Zombie Banks
Harry McGee
The Japanese policy was called forbearance. It meant that banks did not call in loans on defaulters even though the money would never be repaid. Alan Ahern in NUI Galway has argued (for a long time now) that it delayed the recovery of the economy.
In Tokyo this morning, we were given a dazzling briefing by Dr Robert Feldman of Morgan Stanley this morning. He said that one of the events that helped the return to growth was the decision that 140 top executives of a major Japanese bank needed to be fired in return for a major capital injection by the State.
The bottom line is that tough medicine needs to be applied. And everything that happened in Japan in the 1990s and 2000s should be noted as a forewarning by Brian Cowen and his Cabinet.
That was then. This is now. Now is sadly very much like then. The Japanese economy has bombed since September with all the tentive growth of the past three years being wiped out almost overnight. Feldmans’ concise summary a tht end of the brifing was that the economy here is terrible and is going to stay terrible.
He drew a very interesting graph showing the policy spectra of the two major parties. Within each party, there are individuals and group who alternatively believe in small government or in large government.
In other words, they are all drinking out of the same trough.
As Irish political parties are. What’s has been successfully imported annd exported between governments and financiers all over the developed world is the same sense of hubris. that they had finally beaten the cycle. During the good times political parties jostled into the same patch of ground in the centre. You wonder is the opposition here, or indeed the opposition in Ireland, in a position to come up with any radical, novel or different ideas about to get out of the mess we all find ourselves in.
Japan is a country that has a strange hold on a surprisingly large Irish cohort, many of whom came on FAS courses or to teach Englisha decade or two decades ago and stayed on. You can see the immense appeal it has. It is very different but there are so many aspects of Japanese society and living that are appealing.
And for all the posturing at home about us hanging around wit the ‘big boys’, direct trade between indigenous Irish companies and Japan is surprisingly low.
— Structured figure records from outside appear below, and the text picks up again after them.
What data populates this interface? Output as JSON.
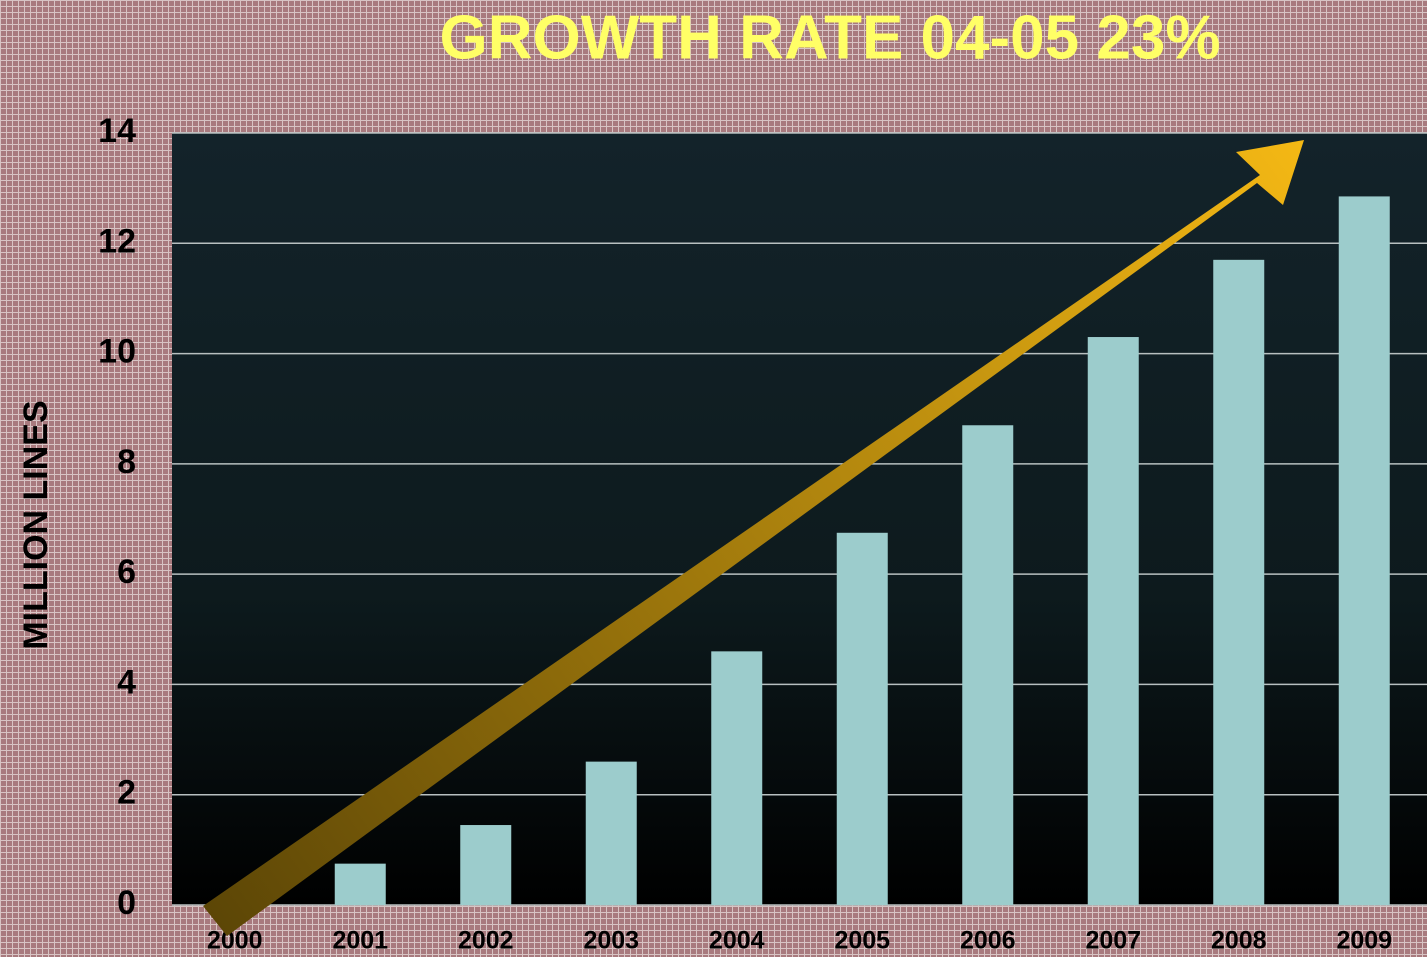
{
  "chart_data": {
    "type": "bar",
    "title": "GROWTH RATE  04-05 23%",
    "ylabel": "MILLION LINES",
    "categories": [
      "2000",
      "2001",
      "2002",
      "2003",
      "2004",
      "2005",
      "2006",
      "2007",
      "2008",
      "2009"
    ],
    "values": [
      0,
      0.75,
      1.45,
      2.6,
      4.6,
      6.75,
      8.7,
      10.3,
      11.7,
      12.85
    ],
    "color": "#9ccccc",
    "ylim": [
      0,
      14
    ],
    "yticks": [
      0,
      2,
      4,
      6,
      8,
      10,
      12,
      14
    ],
    "grid": true
  }
}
It is currently worth €95 million. Even with a looming recession, that’s dismal. The property boom and the comfort zone supplied by foreign direct investment into Ireland has masked some fairly ordinary performances by Irish industry and serives over the past decade.
Back to forbearance. There are many lessons to be learned from the previous Japanese experience. In a way you can understand how it happened because of the system of honour and culture. But what could ever justify its existence in Ireland other than the succumbing to soft sentimentality: ‘ah sure, behind it all, he’s not a bad fella”.
We can’t afford to have such attitudes any more.